In a lot of cases, if you have been defrauded using a debit or credit card or your bank account then you can get the money back from your card supplier or bank.
But there are many cases where this is not possible or a bank or card supplier was not involved.
The banks do at times fob off customers who have been duped by fraudsters into emptying their accounts. Instead of offering refunds, banks do tell victims to contact Action Fraud - the cyber-crime reporting centre, but that doesn’t get your money back.
Official statistics show that eight in ten fraud cases sent to Action Fraud, run by the City of London Police, are binned. Its call centre is being bombarded with 30,000 cases a month and it passes just 6,000 to Police forces.
Only 1 per cent of the cases police do receive are investigated — which means only 1 in 500 complaints is acted upon. A spokesman from Action Fraud said: 'We only pass on lines of inquiry with a realistic chance of a criminal conviction. There are finite resources and, much like other crime, it is not realistic for the police to investigate them all.'
A lot of people appeal to the financial ombudsman, which is inundated with a record 100 complaints a week from victims. It says four in ten of these were unfairly palmed off by banks.

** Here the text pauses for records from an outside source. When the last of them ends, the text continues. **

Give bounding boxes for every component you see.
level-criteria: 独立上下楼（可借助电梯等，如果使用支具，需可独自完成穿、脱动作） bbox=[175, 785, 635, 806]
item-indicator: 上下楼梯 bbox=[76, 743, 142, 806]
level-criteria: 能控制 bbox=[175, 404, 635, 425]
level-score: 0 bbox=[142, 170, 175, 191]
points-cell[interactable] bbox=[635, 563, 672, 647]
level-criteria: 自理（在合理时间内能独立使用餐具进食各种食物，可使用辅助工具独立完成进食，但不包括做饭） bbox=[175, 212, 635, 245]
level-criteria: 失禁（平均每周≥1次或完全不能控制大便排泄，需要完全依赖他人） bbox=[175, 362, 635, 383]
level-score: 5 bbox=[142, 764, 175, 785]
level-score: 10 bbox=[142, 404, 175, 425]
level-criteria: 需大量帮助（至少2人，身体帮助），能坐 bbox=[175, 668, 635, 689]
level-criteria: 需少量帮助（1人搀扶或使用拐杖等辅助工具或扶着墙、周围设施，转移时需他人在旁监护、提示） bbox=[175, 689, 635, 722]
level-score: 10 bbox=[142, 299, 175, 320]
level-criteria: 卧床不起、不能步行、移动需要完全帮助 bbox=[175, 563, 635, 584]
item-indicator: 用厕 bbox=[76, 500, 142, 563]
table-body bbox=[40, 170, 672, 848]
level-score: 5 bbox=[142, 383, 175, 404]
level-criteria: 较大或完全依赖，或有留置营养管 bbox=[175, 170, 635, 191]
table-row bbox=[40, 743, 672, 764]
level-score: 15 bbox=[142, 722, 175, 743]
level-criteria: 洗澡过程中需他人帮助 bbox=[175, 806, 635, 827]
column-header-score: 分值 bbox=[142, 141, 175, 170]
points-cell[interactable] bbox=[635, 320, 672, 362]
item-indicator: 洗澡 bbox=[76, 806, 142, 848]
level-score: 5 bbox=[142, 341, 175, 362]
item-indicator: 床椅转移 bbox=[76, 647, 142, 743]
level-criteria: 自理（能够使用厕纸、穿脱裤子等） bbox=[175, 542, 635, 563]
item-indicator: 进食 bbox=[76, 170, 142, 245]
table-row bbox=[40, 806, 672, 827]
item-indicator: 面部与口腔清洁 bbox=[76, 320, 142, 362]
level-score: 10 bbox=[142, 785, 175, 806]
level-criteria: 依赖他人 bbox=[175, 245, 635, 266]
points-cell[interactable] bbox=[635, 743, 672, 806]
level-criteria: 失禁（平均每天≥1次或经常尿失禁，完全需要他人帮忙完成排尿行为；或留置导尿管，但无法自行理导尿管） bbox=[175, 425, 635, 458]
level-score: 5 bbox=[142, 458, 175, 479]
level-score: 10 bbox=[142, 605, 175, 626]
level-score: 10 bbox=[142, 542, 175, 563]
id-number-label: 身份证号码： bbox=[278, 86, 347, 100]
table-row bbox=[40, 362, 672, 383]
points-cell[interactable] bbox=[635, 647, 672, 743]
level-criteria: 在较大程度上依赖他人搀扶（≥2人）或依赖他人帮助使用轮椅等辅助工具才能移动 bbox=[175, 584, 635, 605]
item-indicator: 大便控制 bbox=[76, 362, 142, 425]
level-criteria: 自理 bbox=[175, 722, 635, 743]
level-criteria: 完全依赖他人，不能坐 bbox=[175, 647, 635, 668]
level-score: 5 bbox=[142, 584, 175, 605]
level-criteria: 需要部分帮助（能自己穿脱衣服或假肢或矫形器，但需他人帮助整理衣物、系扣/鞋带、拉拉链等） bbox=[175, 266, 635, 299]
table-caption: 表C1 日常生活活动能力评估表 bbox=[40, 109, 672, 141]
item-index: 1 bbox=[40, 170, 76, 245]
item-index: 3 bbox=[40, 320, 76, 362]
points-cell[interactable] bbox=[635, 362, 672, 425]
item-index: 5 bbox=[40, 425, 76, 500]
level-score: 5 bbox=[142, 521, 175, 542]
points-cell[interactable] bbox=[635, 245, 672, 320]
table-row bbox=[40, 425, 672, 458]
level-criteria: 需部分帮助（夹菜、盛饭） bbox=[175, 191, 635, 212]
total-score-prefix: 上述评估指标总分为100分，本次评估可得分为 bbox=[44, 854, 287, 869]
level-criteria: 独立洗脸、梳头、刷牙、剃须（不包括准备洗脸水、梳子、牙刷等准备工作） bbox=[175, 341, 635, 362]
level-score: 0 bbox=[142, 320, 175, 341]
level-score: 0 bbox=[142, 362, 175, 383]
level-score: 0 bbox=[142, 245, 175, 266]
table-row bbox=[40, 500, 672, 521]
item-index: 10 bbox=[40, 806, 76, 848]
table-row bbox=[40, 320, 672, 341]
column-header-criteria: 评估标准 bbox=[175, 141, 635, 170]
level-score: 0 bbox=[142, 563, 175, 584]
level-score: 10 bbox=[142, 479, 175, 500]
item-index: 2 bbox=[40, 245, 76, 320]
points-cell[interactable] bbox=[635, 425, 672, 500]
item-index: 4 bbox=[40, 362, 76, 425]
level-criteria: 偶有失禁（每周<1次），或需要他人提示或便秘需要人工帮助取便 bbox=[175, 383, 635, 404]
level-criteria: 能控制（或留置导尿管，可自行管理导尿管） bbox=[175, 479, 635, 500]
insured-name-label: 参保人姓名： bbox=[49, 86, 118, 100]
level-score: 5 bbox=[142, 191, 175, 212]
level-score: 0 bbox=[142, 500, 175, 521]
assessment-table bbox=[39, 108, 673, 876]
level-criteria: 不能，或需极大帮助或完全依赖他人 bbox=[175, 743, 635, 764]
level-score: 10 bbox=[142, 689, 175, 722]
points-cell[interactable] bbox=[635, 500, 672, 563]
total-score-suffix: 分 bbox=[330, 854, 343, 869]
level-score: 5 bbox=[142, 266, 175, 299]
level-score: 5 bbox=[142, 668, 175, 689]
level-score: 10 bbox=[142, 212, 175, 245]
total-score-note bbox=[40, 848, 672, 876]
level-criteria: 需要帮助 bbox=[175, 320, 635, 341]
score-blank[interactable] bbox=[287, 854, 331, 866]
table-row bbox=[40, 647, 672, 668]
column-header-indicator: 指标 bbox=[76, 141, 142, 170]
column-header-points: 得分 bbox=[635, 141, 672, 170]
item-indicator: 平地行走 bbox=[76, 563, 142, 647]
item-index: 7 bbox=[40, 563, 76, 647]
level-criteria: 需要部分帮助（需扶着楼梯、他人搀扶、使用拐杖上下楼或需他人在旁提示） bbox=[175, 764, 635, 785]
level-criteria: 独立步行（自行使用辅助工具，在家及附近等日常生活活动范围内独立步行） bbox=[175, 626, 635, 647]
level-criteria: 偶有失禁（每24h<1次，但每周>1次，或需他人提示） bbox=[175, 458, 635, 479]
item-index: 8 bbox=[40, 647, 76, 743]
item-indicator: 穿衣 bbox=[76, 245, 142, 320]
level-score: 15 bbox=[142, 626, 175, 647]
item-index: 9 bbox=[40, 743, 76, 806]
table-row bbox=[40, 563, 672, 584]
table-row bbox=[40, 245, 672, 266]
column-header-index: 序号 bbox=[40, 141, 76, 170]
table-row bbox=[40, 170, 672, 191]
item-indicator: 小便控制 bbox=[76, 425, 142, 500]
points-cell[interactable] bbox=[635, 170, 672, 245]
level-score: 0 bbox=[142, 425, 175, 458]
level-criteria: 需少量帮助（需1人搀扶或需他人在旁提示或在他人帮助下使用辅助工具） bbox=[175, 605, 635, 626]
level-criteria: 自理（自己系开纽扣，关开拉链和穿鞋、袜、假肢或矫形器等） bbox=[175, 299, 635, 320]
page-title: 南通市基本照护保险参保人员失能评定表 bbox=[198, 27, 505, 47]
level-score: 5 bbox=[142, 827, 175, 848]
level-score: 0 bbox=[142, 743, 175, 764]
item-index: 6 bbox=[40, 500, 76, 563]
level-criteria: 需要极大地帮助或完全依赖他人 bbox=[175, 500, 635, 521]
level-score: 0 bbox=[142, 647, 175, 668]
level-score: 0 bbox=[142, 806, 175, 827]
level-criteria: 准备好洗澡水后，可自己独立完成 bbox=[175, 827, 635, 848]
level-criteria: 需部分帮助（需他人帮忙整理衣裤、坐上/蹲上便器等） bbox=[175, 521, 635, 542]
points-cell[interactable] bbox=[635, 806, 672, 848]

SIX STEPS TO BEAT THE CROOKS
1 If someone contacts you claiming to be from your bank’s fraud department, be suspicious and remember that a bank, police force or other authority would never call and ask for personal details or tell you to move money to a ‘safer location’. If you do get such a call then tell them you’ll call the fraud department to verify. Make sure you wither ensure the line is off before dialling or use another phone as scammers have been known to keep the line open and pretend to be your bank.
2 Be wary of all unsolicited calls, texts and emails — even if they look the same as past communications. Scammers will sometimes the exact format used by a specific bank. Also be suspicious over solicitors letters where money is involved e.g. over a house purchase. If you are due to make a payment for example for building work and you get an email saying their account details have changed, call and verify the change.
3 Beware of adverts from companies offering cash rewards for simple work such as filling in online surveys. They may ask for your bank details to pay you — and then try to access your account.
Banking fraud is rising at a whopping 72 per cent a year. Losses reached £755 million in 2015.
Banks must cover fraud losses unless they can prove the customer was 'grossly negligent'. You might be refused a refund if you write down passwords in an obvious place or tell someone your PIN.
RBS says 70 per cent of customers hit by scams never get a penny back. Figures are believed to be similar at other banks.